Much has been said about Gen Z’s supposed abstinence (a recent study by the beverage industry’s data trackers IWSR found that alcohol consumption among 18- to 25-year-olds actually rose in the UK from 66 per cent in 2023 to 76 per cent in 2025) but, anecdotally, you only need to cross the threshold of a traditional London pub on a Friday or Saturday night to see that the one thing BrewDog rallied against is now undoubtedly cool again: the proper boozer, with its packets of pork scratchings and mass-produced lager and stout. London pubs like the Blue Posts on Berwick Street in Soho, the King’s Head in Finsbury Park, and the Army & Navy in Dalston are regularly teeming with young people chasing fun and authenticity (and, yes, splitting the G). Even the relatively new buzzy Soho boozer, the Devonshire, eschews the stripped-back millennial aesthetic in favour of a classic, cosy pub feel. It’s part of a broader trend away from the bland minimalism of the 2010s towards something messier and freer – and towards something that, crucially, is less concerned with anti-establishment posturing.

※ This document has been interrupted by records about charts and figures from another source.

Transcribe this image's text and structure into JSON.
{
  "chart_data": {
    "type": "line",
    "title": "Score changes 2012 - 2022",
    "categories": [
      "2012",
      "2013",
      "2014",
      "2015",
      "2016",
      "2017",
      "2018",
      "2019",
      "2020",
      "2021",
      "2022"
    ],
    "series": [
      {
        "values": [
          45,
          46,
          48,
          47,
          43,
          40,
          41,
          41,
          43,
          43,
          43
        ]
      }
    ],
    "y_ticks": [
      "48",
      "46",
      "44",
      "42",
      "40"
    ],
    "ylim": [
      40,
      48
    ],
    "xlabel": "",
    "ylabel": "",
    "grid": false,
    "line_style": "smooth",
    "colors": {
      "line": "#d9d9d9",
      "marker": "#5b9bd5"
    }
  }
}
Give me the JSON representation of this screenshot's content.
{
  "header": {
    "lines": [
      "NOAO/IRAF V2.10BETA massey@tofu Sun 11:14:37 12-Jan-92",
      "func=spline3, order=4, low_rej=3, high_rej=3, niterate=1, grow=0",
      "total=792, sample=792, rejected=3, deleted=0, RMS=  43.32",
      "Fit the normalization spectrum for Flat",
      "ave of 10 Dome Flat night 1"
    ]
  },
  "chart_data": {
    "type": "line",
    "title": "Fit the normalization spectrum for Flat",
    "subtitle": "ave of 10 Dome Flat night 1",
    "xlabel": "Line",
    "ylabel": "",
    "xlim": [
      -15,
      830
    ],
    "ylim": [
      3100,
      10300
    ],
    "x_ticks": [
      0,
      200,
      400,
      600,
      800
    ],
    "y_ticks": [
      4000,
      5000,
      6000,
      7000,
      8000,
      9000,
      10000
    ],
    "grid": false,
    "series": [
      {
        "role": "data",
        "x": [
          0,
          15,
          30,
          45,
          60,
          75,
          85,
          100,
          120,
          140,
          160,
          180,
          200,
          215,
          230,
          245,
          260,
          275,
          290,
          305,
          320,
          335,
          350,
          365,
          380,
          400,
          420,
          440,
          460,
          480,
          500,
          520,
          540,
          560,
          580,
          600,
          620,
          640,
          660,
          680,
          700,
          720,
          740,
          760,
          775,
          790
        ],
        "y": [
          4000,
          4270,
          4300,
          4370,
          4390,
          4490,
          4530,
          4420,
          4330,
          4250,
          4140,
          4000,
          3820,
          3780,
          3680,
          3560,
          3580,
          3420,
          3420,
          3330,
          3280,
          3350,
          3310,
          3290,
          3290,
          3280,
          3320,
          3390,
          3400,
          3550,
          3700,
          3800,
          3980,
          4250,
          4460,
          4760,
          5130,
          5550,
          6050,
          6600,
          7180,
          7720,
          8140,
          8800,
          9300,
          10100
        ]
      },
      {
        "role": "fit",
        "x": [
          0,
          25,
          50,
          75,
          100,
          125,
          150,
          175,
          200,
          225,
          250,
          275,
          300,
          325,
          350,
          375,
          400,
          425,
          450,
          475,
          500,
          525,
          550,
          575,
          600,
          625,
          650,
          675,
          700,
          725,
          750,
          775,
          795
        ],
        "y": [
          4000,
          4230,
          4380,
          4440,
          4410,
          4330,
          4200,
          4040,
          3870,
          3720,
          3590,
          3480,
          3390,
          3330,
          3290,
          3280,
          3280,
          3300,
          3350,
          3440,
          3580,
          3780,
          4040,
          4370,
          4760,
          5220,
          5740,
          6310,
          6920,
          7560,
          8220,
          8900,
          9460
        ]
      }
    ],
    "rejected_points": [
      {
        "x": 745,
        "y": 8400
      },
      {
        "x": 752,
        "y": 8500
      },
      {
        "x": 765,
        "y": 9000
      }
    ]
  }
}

In 2024, Watt stepped down from his role as CEO after 17 years, “to take a bit of time off, to travel, [and] to spend more time with my family and friends”. James Arrow, who replaced him, also quit in March of this year. But since resigning, Watt has found a second wind as something of an online celebrity, creating banal video content with his wife Georgia “Toff” Toffolo (of Made in Chelsea fame), launching a Dragons Den-style TV show called House of Unicorns, and rubbing shoulders with Jim Davidson and Lee Anderson at Nigel Farage’s 60th birthday bash.
So is this the beginning of the end for BrewDog? Have we reached peak Punk? The world is a very different place now to what it was in 2007. The try-hard PR stunts, the private equity, and the controversial employment practises – all under the inauthentic guise of “punk” – feels, in 2025, deeply uncool. So, drink up your Lost Lager. It’s almost time for last orders.